職員室の金庫に保管されていた1940(昭和15)年の「校規」には、当直任務について「御真影並勅語(ちょくご)謄本ノ奉護」「奉安庫鍵ノ保管」と書かれており、奉安庫は1934年の開校間もなく使われ始めた可能性が高いという。

㊨原町小学校で発見された東京市原町尋常小学校の校規㊧東京市原町尋常小学校の校規に書かれている「2.奉安庫鍵ノ保管」の文=東京都目黒区で

3月に別の調査で訪れた資料館の篠原佑典研究員が「職員室の金庫に、桐の紋章がある」と副校長から聞いたのが、「発見」のきっかけだ。篠原研究員が確認すると、職員室の片隅にあった奉安庫の側面には、給食の献立表などがマグネットで張られていた。今年春に大リーグの大谷翔平選手から贈られたグラブも、使用時以外は保管されているという。専門家に問い合わせるなどし、紋章や見つかったときの状況などから本物と確定した。

篠原研究員によると、奉安庫は戦後、皇室関係の要素を取り除けば金庫としても使えた。ただ重くて使いづらく、多くは校舎の建て替え時などで廃棄されたとみられる。23区内の小学校ではほかに、台東と文京両区で計4基が確認されている。

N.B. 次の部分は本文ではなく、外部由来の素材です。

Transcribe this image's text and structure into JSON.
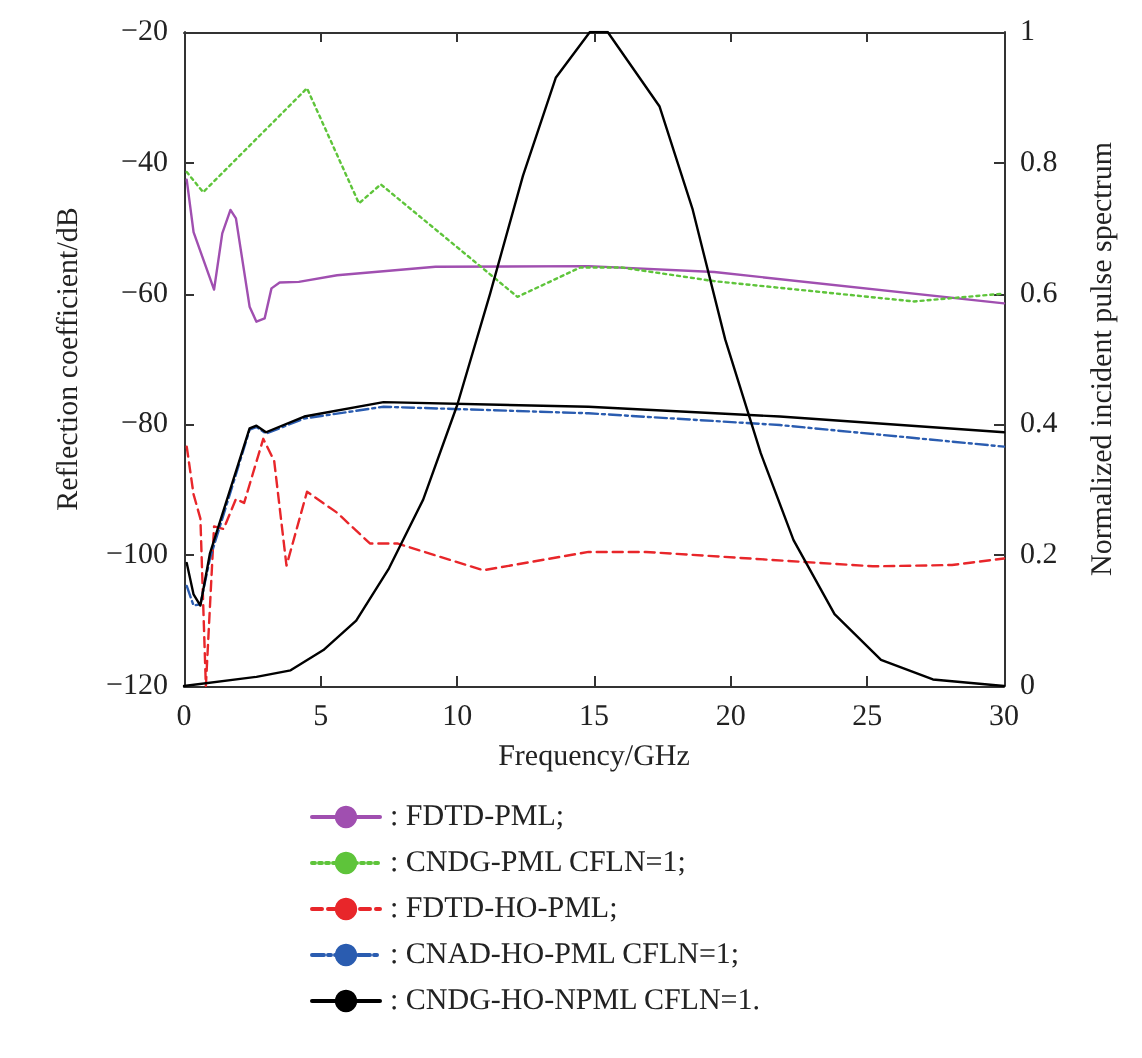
{
  "chart_data": {
    "type": "line",
    "xlabel": "Frequency/GHz",
    "ylabel": "Reflection coefficient/dB",
    "y2label": "Normalized incident pulse spectrum",
    "xlim": [
      0,
      30
    ],
    "xticks": [
      0,
      5,
      10,
      15,
      20,
      25,
      30
    ],
    "ylim": [
      -120,
      -20
    ],
    "yticks": [
      -120,
      -100,
      -80,
      -60,
      -40,
      -20
    ],
    "y2lim": [
      0,
      1
    ],
    "y2ticks": [
      0,
      0.2,
      0.4,
      0.6,
      0.8,
      1.0
    ],
    "grid": false,
    "legend": "bottom",
    "marker": "none",
    "series": [
      {
        "name": ": FDTD-PML;",
        "color": "#a04fb0",
        "line_style": "solid",
        "x": [
          0.1,
          0.35,
          1.1,
          1.4,
          1.7,
          1.9,
          2.4,
          2.65,
          2.95,
          3.2,
          3.5,
          4.2,
          5.6,
          9.2,
          14.8,
          19.4,
          30
        ],
        "values": [
          -42.6,
          -50.6,
          -59.4,
          -50.8,
          -47.2,
          -48.5,
          -62,
          -64.3,
          -63.8,
          -59.2,
          -58.3,
          -58.2,
          -57.2,
          -55.9,
          -55.8,
          -56.7,
          -61.5
        ]
      },
      {
        "name": ": CNDG-PML CFLN=1;",
        "color": "#5ec43a",
        "line_style": "dotted",
        "x": [
          0.1,
          0.7,
          4.5,
          6.4,
          7.2,
          12.2,
          14.5,
          16,
          19.4,
          26.7,
          30
        ],
        "values": [
          -41.4,
          -44.5,
          -28.6,
          -46.2,
          -43.3,
          -60.5,
          -56,
          -56,
          -58.1,
          -61.2,
          -60
        ]
      },
      {
        "name": ": FDTD-HO-PML;",
        "color": "#e8262a",
        "line_style": "dashed",
        "x": [
          0.1,
          0.35,
          0.6,
          0.8,
          1.1,
          1.45,
          1.9,
          2.2,
          2.9,
          3.3,
          3.75,
          4.5,
          5.6,
          6.8,
          7.8,
          10.95,
          14.8,
          16.9,
          25.2,
          28.1,
          30
        ],
        "values": [
          -83.4,
          -90.7,
          -94.4,
          -120,
          -95.6,
          -96,
          -91.4,
          -92,
          -82.2,
          -85.6,
          -101.6,
          -90.3,
          -93.5,
          -98.2,
          -98.2,
          -102.3,
          -99.5,
          -99.5,
          -101.7,
          -101.5,
          -100.5
        ]
      },
      {
        "name": ": CNAD-HO-PML CFLN=1;",
        "color": "#2a5cb0",
        "line_style": "dashdot",
        "x": [
          0.1,
          0.35,
          0.6,
          0.95,
          1.8,
          2.4,
          2.65,
          3.0,
          4.4,
          7.3,
          14.8,
          21.8,
          30
        ],
        "values": [
          -104.7,
          -107.7,
          -107.5,
          -100.5,
          -89,
          -80.8,
          -80.4,
          -81.4,
          -79.1,
          -77.3,
          -78.3,
          -80.1,
          -83.4
        ]
      },
      {
        "name": ": CNDG-HO-NPML CFLN=1.",
        "color": "#000000",
        "line_style": "solid",
        "x": [
          0.1,
          0.35,
          0.6,
          0.95,
          1.8,
          2.4,
          2.65,
          3.0,
          4.4,
          7.3,
          14.8,
          21.8,
          30
        ],
        "values": [
          -101.2,
          -106,
          -107.7,
          -99.7,
          -88.5,
          -80.6,
          -80.2,
          -81.2,
          -78.8,
          -76.6,
          -77.3,
          -78.8,
          -81.2
        ]
      },
      {
        "color": "#000000",
        "line_style": "solid",
        "axis": "y2",
        "x": [
          0,
          2.65,
          3.9,
          5.1,
          6.3,
          7.5,
          8.75,
          10,
          11.2,
          12.4,
          13.6,
          14.85,
          15.5,
          17.4,
          18.6,
          19.8,
          21.1,
          22.3,
          23.8,
          25.5,
          27.4,
          30
        ],
        "values": [
          0,
          0.014,
          0.024,
          0.055,
          0.1,
          0.18,
          0.285,
          0.43,
          0.6,
          0.78,
          0.93,
          1.0,
          1.0,
          0.886,
          0.73,
          0.53,
          0.356,
          0.223,
          0.11,
          0.04,
          0.01,
          0
        ]
      }
    ]
  }
}
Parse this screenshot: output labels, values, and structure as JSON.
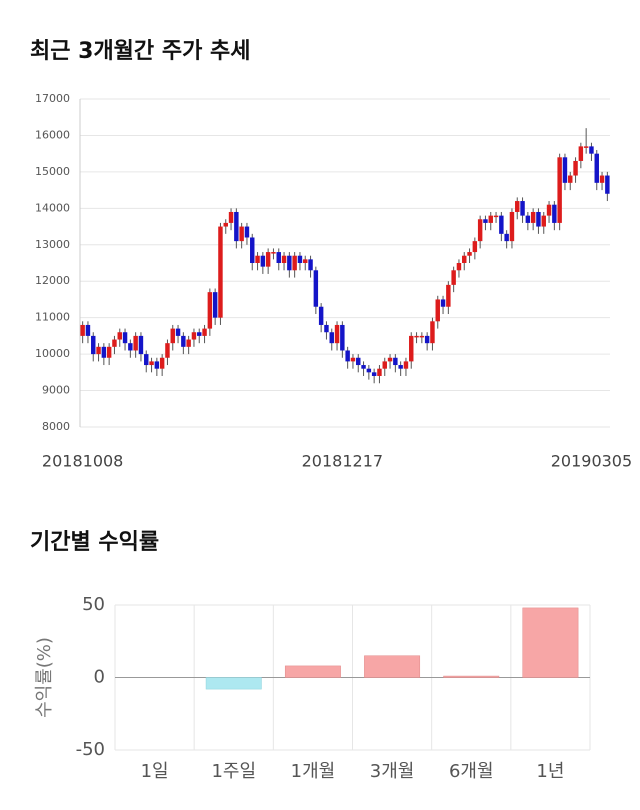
{
  "chart_data": [
    {
      "type": "candlestick",
      "title": "최근 3개월간 주가 추세",
      "categories": [
        "20181008",
        null,
        null,
        null,
        null,
        null,
        null,
        null,
        null,
        null,
        null,
        null,
        null,
        null,
        null,
        null,
        null,
        null,
        null,
        null,
        null,
        null,
        null,
        null,
        null,
        null,
        null,
        null,
        null,
        null,
        null,
        null,
        null,
        null,
        null,
        null,
        null,
        null,
        null,
        null,
        null,
        null,
        null,
        null,
        null,
        null,
        null,
        null,
        null,
        "20181217",
        null,
        null,
        null,
        null,
        null,
        null,
        null,
        null,
        null,
        null,
        null,
        null,
        null,
        null,
        null,
        null,
        null,
        null,
        null,
        null,
        null,
        null,
        null,
        null,
        null,
        null,
        null,
        null,
        null,
        null,
        null,
        null,
        null,
        null,
        null,
        null,
        null,
        null,
        null,
        null,
        null,
        null,
        null,
        null,
        null,
        null,
        "20190305",
        null,
        null,
        null
      ],
      "open": [
        10500,
        10800,
        10500,
        10000,
        10200,
        9900,
        10200,
        10400,
        10600,
        10300,
        10100,
        10500,
        10000,
        9700,
        9800,
        9600,
        9900,
        10300,
        10700,
        10500,
        10200,
        10400,
        10600,
        10500,
        10700,
        11700,
        11000,
        13500,
        13600,
        13900,
        13100,
        13500,
        13200,
        12500,
        12700,
        12400,
        12800,
        12800,
        12500,
        12700,
        12300,
        12700,
        12500,
        12600,
        12300,
        11300,
        10800,
        10600,
        10300,
        10800,
        10100,
        9800,
        9900,
        9700,
        9600,
        9500,
        9400,
        9600,
        9800,
        9900,
        9700,
        9600,
        9800,
        10500,
        10500,
        10500,
        10300,
        10900,
        11500,
        11300,
        11900,
        12300,
        12500,
        12700,
        12800,
        13100,
        13700,
        13600,
        13800,
        13800,
        13300,
        13100,
        13900,
        14200,
        13800,
        13600,
        13900,
        13500,
        13800,
        14100,
        13600,
        15400,
        14700,
        14900,
        15300,
        15700,
        15700,
        15500,
        14700,
        14900
      ],
      "high": [
        10900,
        10900,
        10600,
        10300,
        10300,
        10300,
        10500,
        10700,
        10700,
        10400,
        10600,
        10600,
        10100,
        9900,
        9900,
        10000,
        10400,
        10800,
        10800,
        10600,
        10500,
        10700,
        10700,
        10800,
        11800,
        11800,
        13600,
        13700,
        14000,
        14000,
        13600,
        13600,
        13300,
        12800,
        12800,
        12900,
        12900,
        12900,
        12800,
        12800,
        12800,
        12800,
        12700,
        12700,
        12400,
        11400,
        10900,
        10700,
        10900,
        10900,
        10200,
        10000,
        10000,
        9800,
        9700,
        9600,
        9700,
        9900,
        10000,
        10000,
        9800,
        9900,
        10600,
        10600,
        10600,
        10600,
        11000,
        11600,
        11600,
        12000,
        12400,
        12600,
        12800,
        12900,
        13200,
        13800,
        13800,
        13900,
        13900,
        13900,
        13400,
        14000,
        14300,
        14300,
        13900,
        14000,
        14000,
        13900,
        14200,
        14200,
        15500,
        15500,
        15000,
        15400,
        15800,
        16200,
        15800,
        15600,
        15000,
        15000
      ],
      "low": [
        10300,
        10300,
        9800,
        9800,
        9700,
        9700,
        10000,
        10200,
        10100,
        9900,
        9900,
        9800,
        9500,
        9500,
        9400,
        9400,
        9700,
        10100,
        10300,
        10000,
        10000,
        10200,
        10300,
        10300,
        10500,
        10800,
        10800,
        13300,
        13400,
        12900,
        12900,
        13000,
        12300,
        12300,
        12200,
        12200,
        12600,
        12300,
        12300,
        12100,
        12100,
        12300,
        12300,
        12100,
        11100,
        10600,
        10400,
        10100,
        10100,
        9900,
        9600,
        9600,
        9500,
        9400,
        9300,
        9200,
        9200,
        9400,
        9600,
        9500,
        9400,
        9400,
        9600,
        10300,
        10300,
        10100,
        10100,
        10700,
        11100,
        11100,
        11700,
        12100,
        12300,
        12500,
        12600,
        12900,
        13400,
        13400,
        13600,
        13100,
        12900,
        12900,
        13700,
        13600,
        13400,
        13400,
        13300,
        13300,
        13600,
        13400,
        13400,
        14500,
        14500,
        14700,
        15100,
        15500,
        15300,
        14500,
        14500,
        14200
      ],
      "close": [
        10800,
        10500,
        10000,
        10200,
        9900,
        10200,
        10400,
        10600,
        10300,
        10100,
        10500,
        10000,
        9700,
        9800,
        9600,
        9900,
        10300,
        10700,
        10500,
        10200,
        10400,
        10600,
        10500,
        10700,
        11700,
        11000,
        13500,
        13600,
        13900,
        13100,
        13500,
        13200,
        12500,
        12700,
        12400,
        12800,
        12800,
        12500,
        12700,
        12300,
        12700,
        12500,
        12600,
        12300,
        11300,
        10800,
        10600,
        10300,
        10800,
        10100,
        9800,
        9900,
        9700,
        9600,
        9500,
        9400,
        9600,
        9800,
        9900,
        9700,
        9600,
        9800,
        10500,
        10500,
        10500,
        10300,
        10900,
        11500,
        11300,
        11900,
        12300,
        12500,
        12700,
        12800,
        13100,
        13700,
        13600,
        13800,
        13800,
        13300,
        13100,
        13900,
        14200,
        13800,
        13600,
        13900,
        13500,
        13800,
        14100,
        13600,
        15400,
        14700,
        14900,
        15300,
        15700,
        15700,
        15500,
        14700,
        14900,
        14400
      ],
      "up_color": "#dd1c1c",
      "down_color": "#1414c8",
      "ylim": [
        8000,
        17000
      ],
      "yticks": [
        8000,
        9000,
        10000,
        11000,
        12000,
        13000,
        14000,
        15000,
        16000,
        17000
      ],
      "grid": true
    },
    {
      "type": "bar",
      "title": "기간별 수익률",
      "ylabel": "수익률(%)",
      "categories": [
        "1일",
        "1주일",
        "1개월",
        "3개월",
        "6개월",
        "1년"
      ],
      "values": [
        0,
        -8,
        8,
        15,
        1,
        48
      ],
      "positive_color": "#f7a6a6",
      "negative_color": "#ade8f0",
      "ylim": [
        -50,
        50
      ],
      "yticks": [
        -50,
        0,
        50
      ],
      "grid": true
    }
  ]
}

戦時中の子どもたちは、奉安庫の前で角度の深いおじぎ「最敬礼」をしなくてはならなかった。篠原研究員は今回の発見について、「現在とは大きく異なる教育のあり方を示す資料の一つとして、大変貴重なもの。後世に伝えていきたい」と話した。(中村真暁)

◆「戦前教育の異常性伝えるもの」日大・小野雅章教授

日本大の小野雅章教授(日本教育史)によると、空襲による火災時などは御真影や教育勅語の謄本を「奉遷箱(ほうせんばこ)」に移し、子どもの命に優先して安全な場所に移すことが、学校側にとって最重要任務とされた。

小野教授は「金庫式奉安庫は戦前の教育の異常性を伝えるもの」と指摘。子どもたちの発達と成長の保障以外のものを学校側が重んじる発想は、現在の教育現場における国旗掲揚や国歌斉唱の強制にも見られるとし、「決して過去の問題ではない。過ちを繰り返してはならないと考えさせられる」と話した。